Cina alla conquista dell’Fmi?

La Cina vuole avere sempre più voce in capitolo nei tavoli della comunità internazionale e probabilmente sta negoziando in segreto per realizzare una futura egemonia nel mercato finanziario. 

In superficie la Cina vuole essere inclusa nella valuta di riserva del Fondo, i Diritti Speciali di Prelievo (Dsp). Il pensiero del direttore del Fmi Christine Lagarde sull’inclusione del renminbi nel paniere Dsp non è una questione di ‘se’ ma di ‘quando’, ha detto David Lipton, primo vicedirettore generale del Fondo monetario internazionale. Il passo successivo, ma separato, potrebbe essere un aumento del potere di voto nell’Fmi. 

Alcuni temono che questo piano costituisca una minaccia all’egemonia americana nel sistema finanziario, ma è anche vero che gli Usa controllano l’Fmi e la Banca mondiale. Inoltre la Cina possiede tanti dollari ed è quindi vulnerabile a una svalutazione del dollaro, qualcosa che la Fed può controllare attraverso varie forme di quantitative easing.

La Cina arriverà a chiedere un aumento dei voti nell’Fmi in un’ottica di rafforzamento? 

Giovanni Andrea Cornia, professore di Economia dello sviluppo all’Università di Firenze, dice di no. «Il Fondo monetario è nelle mani degli Europei, con fondo di maggioranza degli Usa. Sarà una gara dura che cedano un aumento dei voti». Piuttosto ritiene che la Cina utilizzerà l’Asia Infrastructure and Investment Bank (Aiib) ed è inevitabile che cercheranno di imporre il renminbi come moneta di scambio nel mondo nei prossimi anni. 

L’Aiib è un’organizzazione fondata da Cina e India nel 2014, che ha da 50 a 100 miliardi di dollari che possono concedere in prestito. Questa banca presterà denaro ai progetti del Governo e al settore privato in Asia, per lo più per le infrastrutture. L’ampio consenso sul tema è che l’Aiib sarà dominato dalla Cina e molto probabilmente non sarà abusato per scopi politici cinesi. Tuttavia c’è chi crede che in realtà l’Aiib sia creato dalla Cina per sfidare l’egemonia finanziaria degli Stati Uniti. 

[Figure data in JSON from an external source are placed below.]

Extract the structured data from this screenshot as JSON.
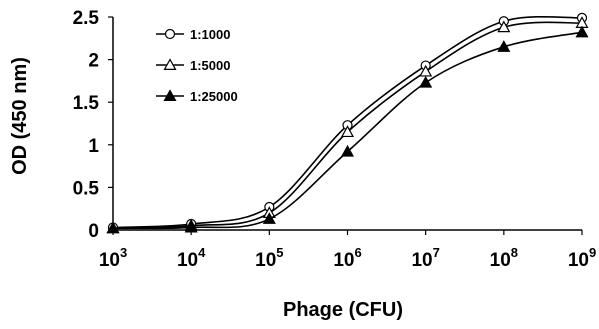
{
  "chart_data": {
    "type": "line",
    "x_scale": "log",
    "xlabel": "Phage (CFU)",
    "ylabel": "OD (450 nm)",
    "xlim": [
      1000,
      1000000000
    ],
    "ylim": [
      0,
      2.5
    ],
    "x_ticks": [
      {
        "base": "10",
        "exp": "3",
        "value": 1000
      },
      {
        "base": "10",
        "exp": "4",
        "value": 10000
      },
      {
        "base": "10",
        "exp": "5",
        "value": 100000
      },
      {
        "base": "10",
        "exp": "6",
        "value": 1000000
      },
      {
        "base": "10",
        "exp": "7",
        "value": 10000000
      },
      {
        "base": "10",
        "exp": "8",
        "value": 100000000
      },
      {
        "base": "10",
        "exp": "9",
        "value": 1000000000
      }
    ],
    "y_ticks": [
      {
        "label": "0",
        "value": 0
      },
      {
        "label": "0.5",
        "value": 0.5
      },
      {
        "label": "1",
        "value": 1
      },
      {
        "label": "1.5",
        "value": 1.5
      },
      {
        "label": "2",
        "value": 2
      },
      {
        "label": "2.5",
        "value": 2.5
      }
    ],
    "grid": false,
    "legend_position": "top-left",
    "x": [
      1000,
      10000,
      100000,
      1000000,
      10000000,
      100000000,
      1000000000
    ],
    "series": [
      {
        "name": "1:1000",
        "marker": "circle-open",
        "values": [
          0.03,
          0.07,
          0.27,
          1.23,
          1.93,
          2.45,
          2.49
        ]
      },
      {
        "name": "1:5000",
        "marker": "triangle-open",
        "values": [
          0.02,
          0.05,
          0.2,
          1.15,
          1.86,
          2.38,
          2.43
        ]
      },
      {
        "name": "1:25000",
        "marker": "triangle-filled",
        "values": [
          0.02,
          0.03,
          0.13,
          0.92,
          1.73,
          2.15,
          2.32
        ]
      }
    ]
  }
}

Secondo Francesco Timpano, direttore del Centro studi di Politica economica e monetaria ‘Cespem Mario Arcelli’ dell’Università Cattolica di Piacenza, che la Cina arrivi o meno a chiedere un aumento dei voti, la trasparenza è importante. «La Cina è certamente un player forte. D’altro canto però credo che alla Cina dovrebbe essere chiesto di fare chiarezza sul suo sistema finanziario che invece, anche per le vicende recenti, è sicuramente un sistema finanziario molto anomalo». 

«Il principio generale è che è meglio averli seduti al tavolo che fuori, soprattutto su un tema importante, poiché sono convinto che il sistema finanziario cinese sia potenziale fonte di un’ulteriore bolla. Credo che lì ci sia un problema serio, lo dico da tempo, è un sistema finanziario governato fondamentalmente dagli interessi economici, ma anche politici, governato da pochissimi, che può nascondere situazioni di disequilibrio, che sono delle potenziali bombe dal punto di vista finanziario». 

Timpano spiega che il recente sobbalzo del mercato azionario cinese è un segnale fortissimo di grande instabilità che prima o poi potrà avere un impatto sui mercati e anche sul futuro. «L’espansione dell’economia cinese è sostenuta dal sistema bancario cinese, e anche l’espansione cinese all’estero è sostenuta dal sistema bancario cinese. Siamo sicuri che sia equilibrato?»